Professor Vogel cautioned that fees must not be used as a stopgap measure to compensate for a lack of state funds.
"Our universities lack proper resources and our society must choose to properly fund higher education," he said, warning that "if France doesn't, it will lose its ranking in the world".
Hitting the brakes
Professor Vogel's willingness to discuss fees is timely, given signs that the European economic crisis is leading the French government to slam on the funding brakes after a sustained period of acceleration: the university budget has increased from ?8 billion in 2007 to more than ?12 billion today.

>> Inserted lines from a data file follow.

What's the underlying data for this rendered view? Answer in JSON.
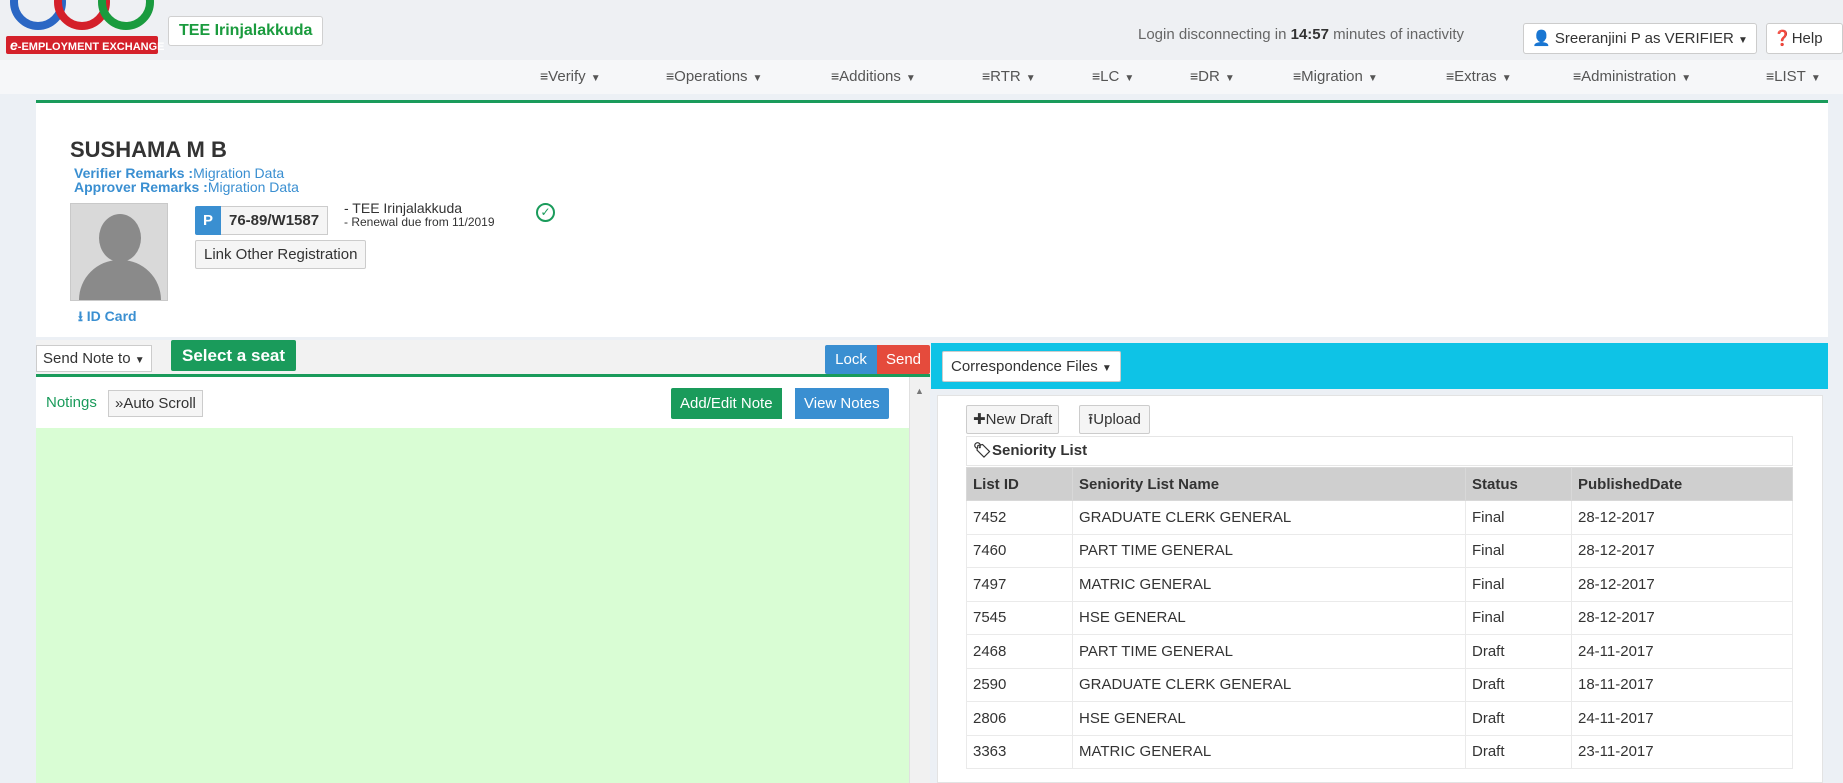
{
  "header": {
    "logo_text_e": "e",
    "logo_text": "-EMPLOYMENT EXCHANGE",
    "office": "TEE Irinjalakkuda",
    "inactivity_prefix": "Login disconnecting in",
    "inactivity_time": "14:57",
    "inactivity_suffix": "minutes of inactivity",
    "user": "Sreeranjini P as VERIFIER",
    "help": "Help"
  },
  "nav": {
    "items": [
      {
        "label": "Verify"
      },
      {
        "label": "Operations"
      },
      {
        "label": "Additions"
      },
      {
        "label": "RTR"
      },
      {
        "label": "LC"
      },
      {
        "label": "DR"
      },
      {
        "label": "Migration"
      },
      {
        "label": "Extras"
      },
      {
        "label": "Administration"
      },
      {
        "label": "LIST"
      }
    ]
  },
  "profile": {
    "name": "SUSHAMA M B",
    "verifier_label": "Verifier Remarks :",
    "verifier_value": "Migration Data",
    "approver_label": "Approver Remarks :",
    "approver_value": "Migration Data",
    "reg_type": "P",
    "reg_no": "76-89/W1587",
    "reg_office": "- TEE Irinjalakkuda",
    "renewal": "- Renewal due from 11/2019",
    "link_btn": "Link Other Registration",
    "id_card": "ID Card"
  },
  "notes": {
    "send_note": "Send Note to",
    "select_seat": "Select a seat",
    "lock": "Lock",
    "send": "Send",
    "notings": "Notings",
    "auto_scroll": "Auto Scroll",
    "add_edit": "Add/Edit Note",
    "view_notes": "View Notes"
  },
  "correspondence": {
    "files_btn": "Correspondence Files",
    "new_draft": "New Draft",
    "upload": "Upload",
    "section_title": "Seniority List",
    "columns": [
      "List ID",
      "Seniority List Name",
      "Status",
      "PublishedDate"
    ],
    "rows": [
      [
        "7452",
        "GRADUATE CLERK GENERAL",
        "Final",
        "28-12-2017"
      ],
      [
        "7460",
        "PART TIME GENERAL",
        "Final",
        "28-12-2017"
      ],
      [
        "7497",
        "MATRIC GENERAL",
        "Final",
        "28-12-2017"
      ],
      [
        "7545",
        "HSE GENERAL",
        "Final",
        "28-12-2017"
      ],
      [
        "2468",
        "PART TIME GENERAL",
        "Draft",
        "24-11-2017"
      ],
      [
        "2590",
        "GRADUATE CLERK GENERAL",
        "Draft",
        "18-11-2017"
      ],
      [
        "2806",
        "HSE GENERAL",
        "Draft",
        "24-11-2017"
      ],
      [
        "3363",
        "MATRIC GENERAL",
        "Draft",
        "23-11-2017"
      ]
    ]
  }
}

Most tuition fees at public universities in France are incredibly low - between ?150 and ?300 per academic year.
Relatively free education remains a cornerstone of French egalitarianism and the introduction of higher fees has long been taboo: in an interview with French daily newspaper Le Monde in February, Vincent Berger, president of Paris Diderot University, said that such a move would be "unthinkable".
But with public finances stretched, analysts warn that if funding is not addressed, there is a risk that the quality of higher education will suffer at a time when French youth needs it most.
"In times of crisis, getting a higher education diploma is a sure way to protect our youth against unemployment," said Eric Charbonnier, education analyst at the Organisation for Economic Cooperation and Development. He added that attitudes to higher education fees were changing.
"I've attended student union meetings where students have said they were ready to pay more if they had better job opportunities and the state introduced more grants for disadvantaged students," he said.
Despite low tuition fees, French universities are failing in their mission to attract applicants from poor backgrounds. Since 2007, access to higher education for young people from poor families has dropped from 36 per cent to 31 per cent, France's National Observatory of Student Life reports.
But Mr Charbonnier warned that if higher fees were introduced, the French sector as a whole would need significant reform.
"Forty per cent of students who leave with a master's degree [lack key skills] after five years, and in the humanities that ratio reaches 60 or even 70 per cent," he said.
If students were required to pay higher fees, they would want to get their money's worth, he added.